2016-06-30

After a decade and a half of apartment living, last year was my first as a gardener in earnest. My backyard, not much bigger than a picnic blanket, is flagstone except for an odd patch of earth off to one side. I planted what I could there and put the rest in containers. With each seedling, each handful of (borrowed) compost, I was certain I was doing everything wrong.

Sure enough, six bushy tomato plants produced exactly two knobby green fruit, good for a salad garnish at best; the basil grew woody-stemmed and tiny-leaved (forget homemade pesto); the sedum got trampled by the dog.

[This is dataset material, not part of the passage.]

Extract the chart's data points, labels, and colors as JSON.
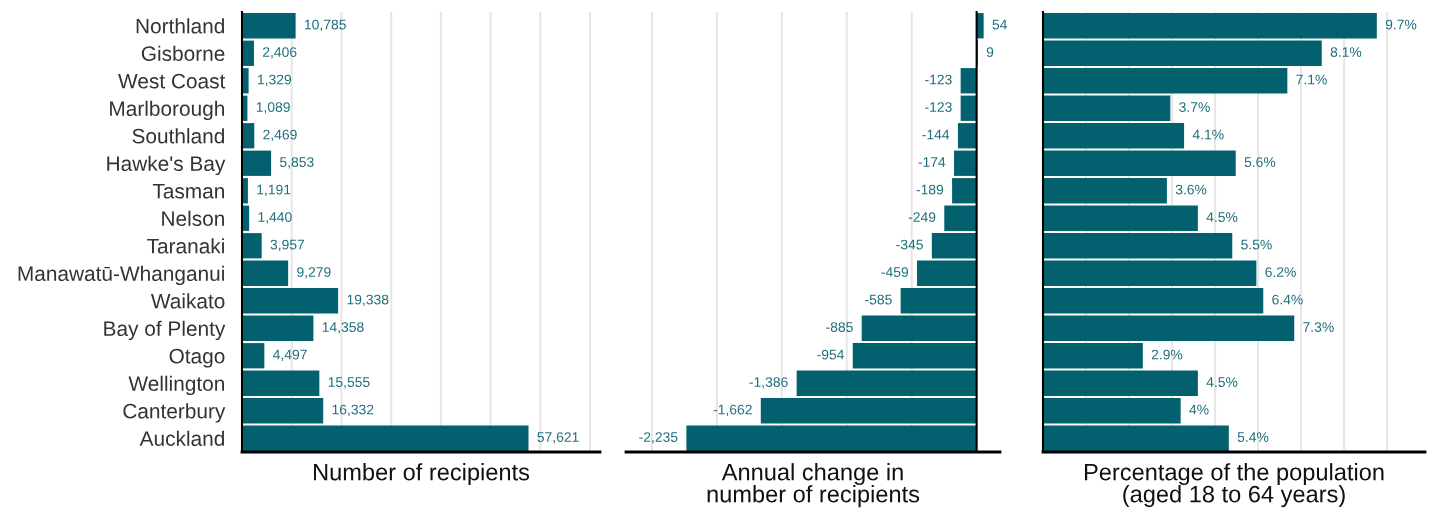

But when I stepped outside at night, the scented geranium infused the air with lemony smells, the sweet alyssum spilled from pots like sea foam, the moonflowers hovered on the fence as luminous as milk glass. I'd made mistakes, yes, but what thrived was enough to make opening the kitchen door a celebration.

Joyce McGreevy understands this journey from uncertainty to surprise. As she recounts in "Gardening by Heart: The Extraordinary Gift of an Ordinary Garden," she too has begun a garden with little more than some shaky self-confidence.

"Now and then," McGreevy recalls, "I would start a garden, with no clue as to what grew well where, enjoying a fortnight of ill-tended verdure before the brown reality set in. Invariably, I concluded that I was just not a gardener and had best leave the mysterious art to its natural-born initiates."

And then her mother--a gardener--died, and nothing was the same. An uncle suggested McGreevy take a cutting from one of her mother's plants. She chose rosemary, "the scent of which has, even now, the power to conjure up my mother's kitchen in vivid detail, right down to the feel of the Irish linen tablecloth and the companionable music of my parents' conversation."

Rosemary, she learned later, is traditionally the herb of remembrance. "The lessons of the garden," she writes of this discovery, "had begun."

It's lessons such as this--a plant can connect us with people as much as with the earth, indeed it can heal--that McGreevy passes along in her encouraging, humorous, and beautifully written tribute to the ability of a garden to transform perception, ground one's being, and offer solace and rejuvenation to the soul.

"A garden is whatever you can raise," she says in one of her gentle cheers. "It is that place of conscious relationship with nature in which one becomes apprentice and steward to what grows."

While McGreevy clearly knows her viburnum from her verbena by now, this isn't a how-to book in any sense that would make readers feel inadequate or overwhelmed. As far as she's concerned, if you don't know how to cut back a rose bush, you'll learn--by trial and error, taking a class, or reading another book. More important is that you get out in the garden, if you have one, or create one, if only on a windowsill or in a pot.

"The point of all this," she writes, "is that somewhere in your gardening repertoire, as in the wider garden of your life, lies the wonder plant whose magic precisely matches your ability to tend it. A friend of mine insists that she is not a gardener because the only things she can grow are petunias. But I guarantee you've never seen petunias until you've seen these petunias."

McGreevy doesn't push the "wider garden of your life" metaphor to the straining point. She's equally interested in practicalities--from recipes, enjoyed outdoors if possible ("When was the last time you heard someone reminiscing fondly about the magical evenings they spent eating take-out pizza in front of the TV?"), to suggestions for getting children interested in tending the earth, such as sending seed packets as gifts instead of money.

Gardening, McGreevy concludes, "speaks to a deep-seated (deep-seeded?) desire to experience the real, the essential, the astonishingly possible. To garden is gradually to give up control, to fall literally to one's knees and come into closer and closer contact with the tremendous and often bewildering beauty of the living world."

As good a definition of encountering the sacred as any I've seen.